State of New York Supreme Court, Appellate Division Third Judicial Department


November 4, 2010

PATRICIA A. JONES ET AL., RESPONDENTS,
v.
SHAMROCK OF ITHACA, INC., DOING BUSINESS AS ITHACA ALE HOUSE GRILL AND TAPROOM, APPELLANT.

The opinion of the court was delivered by: Stein, J.

MEMORANDUM AND ORDER

Calendar Date: September 9, 2010

Before: Mercure, J.P., Rose, Malone Jr., Kavanagh and Stein, JJ.

Appeal from an order of the Supreme Court (Sherman, J.), entered January 28, 2010 in Tompkins County, which denied defendant's motion for summary judgment dismissing the complaint.

Plaintiff Patricia A. Jones (hereinafter plaintiff) went to dinner at a restaurant operated by defendant. She was seated on a platform, used as a stage when bands performed and as dining space at other times, that was approximately six inches higher than the rest of the floor. Plaintiff stepped onto the platform and sat near its edge without incident, but she forgot the edge was there as she was preparing to leave, and stepped backward off of it and fell.
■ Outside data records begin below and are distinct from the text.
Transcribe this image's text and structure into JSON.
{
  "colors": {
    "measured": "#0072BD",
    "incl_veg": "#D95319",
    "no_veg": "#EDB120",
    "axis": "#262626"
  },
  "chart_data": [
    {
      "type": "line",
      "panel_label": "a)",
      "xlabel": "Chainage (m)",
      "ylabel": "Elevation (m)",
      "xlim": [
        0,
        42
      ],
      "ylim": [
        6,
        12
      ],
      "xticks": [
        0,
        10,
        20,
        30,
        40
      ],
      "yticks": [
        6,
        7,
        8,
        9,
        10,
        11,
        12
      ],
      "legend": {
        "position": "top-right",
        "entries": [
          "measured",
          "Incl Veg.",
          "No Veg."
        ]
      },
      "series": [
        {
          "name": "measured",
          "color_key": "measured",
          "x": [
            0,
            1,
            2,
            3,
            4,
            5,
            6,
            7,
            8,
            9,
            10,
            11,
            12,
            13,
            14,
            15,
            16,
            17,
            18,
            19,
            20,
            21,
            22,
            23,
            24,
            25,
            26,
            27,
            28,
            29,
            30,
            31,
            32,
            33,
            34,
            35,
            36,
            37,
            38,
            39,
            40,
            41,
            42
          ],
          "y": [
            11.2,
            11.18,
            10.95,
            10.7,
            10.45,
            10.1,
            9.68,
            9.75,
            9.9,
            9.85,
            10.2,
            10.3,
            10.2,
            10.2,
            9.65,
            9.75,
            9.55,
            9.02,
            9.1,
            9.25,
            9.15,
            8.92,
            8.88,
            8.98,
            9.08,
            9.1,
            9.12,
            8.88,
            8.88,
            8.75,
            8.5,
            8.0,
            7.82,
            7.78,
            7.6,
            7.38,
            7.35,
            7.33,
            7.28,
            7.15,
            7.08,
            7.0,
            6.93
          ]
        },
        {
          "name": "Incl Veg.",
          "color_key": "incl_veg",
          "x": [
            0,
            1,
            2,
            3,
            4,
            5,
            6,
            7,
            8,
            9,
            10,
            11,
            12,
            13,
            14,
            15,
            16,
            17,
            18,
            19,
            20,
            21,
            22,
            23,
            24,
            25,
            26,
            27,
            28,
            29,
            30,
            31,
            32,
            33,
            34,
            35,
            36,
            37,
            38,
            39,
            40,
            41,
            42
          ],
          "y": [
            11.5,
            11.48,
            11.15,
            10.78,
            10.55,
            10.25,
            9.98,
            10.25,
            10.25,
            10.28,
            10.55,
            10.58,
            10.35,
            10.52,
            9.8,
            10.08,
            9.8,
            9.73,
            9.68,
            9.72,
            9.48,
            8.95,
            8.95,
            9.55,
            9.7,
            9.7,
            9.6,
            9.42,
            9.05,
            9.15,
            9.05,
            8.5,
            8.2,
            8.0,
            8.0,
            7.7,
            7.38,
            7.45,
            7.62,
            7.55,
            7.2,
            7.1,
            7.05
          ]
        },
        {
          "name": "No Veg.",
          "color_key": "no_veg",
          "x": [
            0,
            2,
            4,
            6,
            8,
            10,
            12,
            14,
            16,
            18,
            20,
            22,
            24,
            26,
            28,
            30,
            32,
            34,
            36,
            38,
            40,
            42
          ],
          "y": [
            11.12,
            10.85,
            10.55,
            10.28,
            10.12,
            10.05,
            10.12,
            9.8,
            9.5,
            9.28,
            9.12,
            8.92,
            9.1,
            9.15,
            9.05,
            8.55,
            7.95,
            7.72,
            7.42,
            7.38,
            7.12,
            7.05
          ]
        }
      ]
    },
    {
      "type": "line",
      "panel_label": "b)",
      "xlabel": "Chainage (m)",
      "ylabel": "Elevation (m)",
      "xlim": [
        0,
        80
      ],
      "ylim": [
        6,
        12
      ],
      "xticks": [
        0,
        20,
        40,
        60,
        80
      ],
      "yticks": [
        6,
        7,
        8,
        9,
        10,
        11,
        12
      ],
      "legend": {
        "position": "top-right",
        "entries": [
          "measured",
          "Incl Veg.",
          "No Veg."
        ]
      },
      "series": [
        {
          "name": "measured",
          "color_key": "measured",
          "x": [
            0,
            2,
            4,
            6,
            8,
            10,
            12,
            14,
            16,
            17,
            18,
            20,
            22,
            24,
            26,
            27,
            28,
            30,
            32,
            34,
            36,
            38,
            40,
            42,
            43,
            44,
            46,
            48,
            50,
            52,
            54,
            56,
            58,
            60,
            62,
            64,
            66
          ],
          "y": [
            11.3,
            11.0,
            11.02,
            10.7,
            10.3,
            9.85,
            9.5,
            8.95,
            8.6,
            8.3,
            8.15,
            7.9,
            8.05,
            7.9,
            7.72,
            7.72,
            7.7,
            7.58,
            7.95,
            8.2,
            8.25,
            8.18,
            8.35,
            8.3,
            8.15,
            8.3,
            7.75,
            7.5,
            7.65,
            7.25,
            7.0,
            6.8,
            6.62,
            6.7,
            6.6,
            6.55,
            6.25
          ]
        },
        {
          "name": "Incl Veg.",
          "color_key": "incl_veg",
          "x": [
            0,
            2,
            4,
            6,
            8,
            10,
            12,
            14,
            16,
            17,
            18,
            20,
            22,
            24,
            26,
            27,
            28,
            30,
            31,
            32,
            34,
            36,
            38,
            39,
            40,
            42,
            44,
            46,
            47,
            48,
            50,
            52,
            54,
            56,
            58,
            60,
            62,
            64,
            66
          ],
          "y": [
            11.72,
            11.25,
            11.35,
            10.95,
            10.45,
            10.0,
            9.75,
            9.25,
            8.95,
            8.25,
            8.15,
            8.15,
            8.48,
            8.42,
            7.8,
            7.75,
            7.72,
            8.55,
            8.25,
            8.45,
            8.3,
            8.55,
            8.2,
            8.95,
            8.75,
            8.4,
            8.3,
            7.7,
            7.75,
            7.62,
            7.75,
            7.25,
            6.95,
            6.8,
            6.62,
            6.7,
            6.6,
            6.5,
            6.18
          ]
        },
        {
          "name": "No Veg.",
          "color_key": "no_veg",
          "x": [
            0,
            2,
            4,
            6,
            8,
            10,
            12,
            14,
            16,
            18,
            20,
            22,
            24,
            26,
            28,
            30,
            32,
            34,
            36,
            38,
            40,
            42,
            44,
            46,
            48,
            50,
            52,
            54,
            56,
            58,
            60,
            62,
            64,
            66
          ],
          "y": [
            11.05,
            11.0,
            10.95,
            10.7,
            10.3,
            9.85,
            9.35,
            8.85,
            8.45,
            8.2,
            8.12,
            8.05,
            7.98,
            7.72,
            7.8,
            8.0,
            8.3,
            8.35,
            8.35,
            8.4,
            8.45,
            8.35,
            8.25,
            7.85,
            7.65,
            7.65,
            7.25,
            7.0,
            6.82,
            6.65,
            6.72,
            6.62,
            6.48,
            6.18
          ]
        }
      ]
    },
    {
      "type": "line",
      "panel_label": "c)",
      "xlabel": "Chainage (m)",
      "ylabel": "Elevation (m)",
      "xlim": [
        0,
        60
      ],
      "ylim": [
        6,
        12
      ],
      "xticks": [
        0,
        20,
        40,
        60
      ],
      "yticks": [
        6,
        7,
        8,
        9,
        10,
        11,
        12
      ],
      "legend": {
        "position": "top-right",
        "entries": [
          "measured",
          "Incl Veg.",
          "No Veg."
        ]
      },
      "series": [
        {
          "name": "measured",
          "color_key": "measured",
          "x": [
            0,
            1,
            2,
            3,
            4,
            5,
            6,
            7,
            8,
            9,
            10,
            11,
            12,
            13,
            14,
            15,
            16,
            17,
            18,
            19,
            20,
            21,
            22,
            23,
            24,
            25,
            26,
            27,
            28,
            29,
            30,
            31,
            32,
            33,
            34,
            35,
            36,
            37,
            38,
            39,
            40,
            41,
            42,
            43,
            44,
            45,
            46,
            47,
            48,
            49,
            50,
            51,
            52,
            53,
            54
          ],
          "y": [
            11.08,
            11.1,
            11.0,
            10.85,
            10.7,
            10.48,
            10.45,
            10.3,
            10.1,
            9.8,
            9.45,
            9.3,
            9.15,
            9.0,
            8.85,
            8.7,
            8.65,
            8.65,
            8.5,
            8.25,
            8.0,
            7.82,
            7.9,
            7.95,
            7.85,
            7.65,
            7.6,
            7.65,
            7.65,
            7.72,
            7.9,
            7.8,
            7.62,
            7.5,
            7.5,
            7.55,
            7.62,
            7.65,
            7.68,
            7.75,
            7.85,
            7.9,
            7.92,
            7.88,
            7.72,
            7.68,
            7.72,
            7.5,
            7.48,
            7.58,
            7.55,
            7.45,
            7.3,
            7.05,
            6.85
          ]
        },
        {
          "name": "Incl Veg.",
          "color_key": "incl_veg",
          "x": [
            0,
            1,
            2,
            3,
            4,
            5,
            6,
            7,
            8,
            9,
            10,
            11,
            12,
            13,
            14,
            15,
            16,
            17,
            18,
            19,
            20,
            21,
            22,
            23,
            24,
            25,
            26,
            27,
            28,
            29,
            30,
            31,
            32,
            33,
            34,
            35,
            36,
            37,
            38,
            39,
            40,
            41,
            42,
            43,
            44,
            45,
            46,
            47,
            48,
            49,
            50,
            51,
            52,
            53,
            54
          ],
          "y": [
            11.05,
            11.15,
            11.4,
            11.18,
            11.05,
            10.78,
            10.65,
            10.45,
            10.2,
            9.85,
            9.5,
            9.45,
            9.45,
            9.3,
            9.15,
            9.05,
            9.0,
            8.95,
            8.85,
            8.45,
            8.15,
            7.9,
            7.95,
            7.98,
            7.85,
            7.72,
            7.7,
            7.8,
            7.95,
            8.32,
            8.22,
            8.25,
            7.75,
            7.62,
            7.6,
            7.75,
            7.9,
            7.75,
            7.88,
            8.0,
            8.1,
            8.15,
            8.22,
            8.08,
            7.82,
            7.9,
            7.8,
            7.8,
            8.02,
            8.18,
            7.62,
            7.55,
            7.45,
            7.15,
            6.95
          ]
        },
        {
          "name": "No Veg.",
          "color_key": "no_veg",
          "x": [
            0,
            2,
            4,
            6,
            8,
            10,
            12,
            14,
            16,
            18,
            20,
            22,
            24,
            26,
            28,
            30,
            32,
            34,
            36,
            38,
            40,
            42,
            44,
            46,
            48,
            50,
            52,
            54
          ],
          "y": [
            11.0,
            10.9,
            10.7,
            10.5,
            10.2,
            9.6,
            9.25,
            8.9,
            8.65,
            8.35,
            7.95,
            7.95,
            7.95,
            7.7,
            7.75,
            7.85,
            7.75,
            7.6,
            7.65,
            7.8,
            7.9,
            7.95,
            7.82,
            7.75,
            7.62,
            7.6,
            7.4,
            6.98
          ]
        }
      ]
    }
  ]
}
Her injuries prompted this negligence action and, following joinder of issue, defendant moved for summary judgment dismissing the complaint. Supreme Court denied the motion and defendant now appeals.

Defendant owed a duty not only to maintain the restaurant in a reasonably safe condition, but also to warn of a dangerous condition of which it was or should have been aware (see Bilinski v Bank of Richmondville, 12 AD3d 911, 911 [2004]; Soich v Farone, 307 AD2d 658, 659 [2003]). Plaintiff's awareness does not obviate defendant's duty to maintain the premises in a reasonably safe condition or "to warn against known or obvious dangers . . . where the [defendant] has reason to expect or anticipate that a person's 'attention may be distracted, so that he [or she] will not discover what is obvious, or will forget what he [or she] has discovered, or fail to protect himself [or herself] against it'" (Spannagel v State of New York, 298 AD2d 687, 689 [2002], quoting Restatement [Second] of Torts § 343A [1], Comment f). Thus, as relevant here, summary judgment is only appropriate where it is shown as a matter of law that the dropoff did not constitute a dangerous condition (see Anton v Correctional Med. Servs., Inc., 74 AD3d 1682, 1683 [2010]; Bilinski v Bank of Richmondville, 12 AD3d at 911-912).

In that regard, the table at which plaintiff sat was placed six inches from the platform's edge, and defendant's owner admitted that patrons were rarely seated as close to the edge of the platform as plaintiff. Indeed, the owner had sought to place warning tape along the edge of the platform, but was unable to make the tape adhere. He further testified that employees would warn people to "watch your step" in the area of the platform. Moreover, plaintiffs submitted the affidavit of an engineer who stated that applicable safety regulations required a handrail or warning tape to be placed along the edge of the platform, and further opined that the construction of the platform deviated from accepted engineering standards. As questions of fact exist as to whether the dropoff constituted a dangerous condition, Supreme Court properly denied defendant's motion for summary judgment (see Page v State of New York, 72 AD3d 1456, 1458 [2010]; Monge v Home Depot, 307 AD2d 501, 502 [2003]; compare Broodie v Gibco Enters., Ltd., 67 AD3d 418, 418 [2009]).

Mercure, J.P., Rose, Malone Jr. and Kavanagh, JJ., concur.

ORDERED that the order is affirmed, with costs.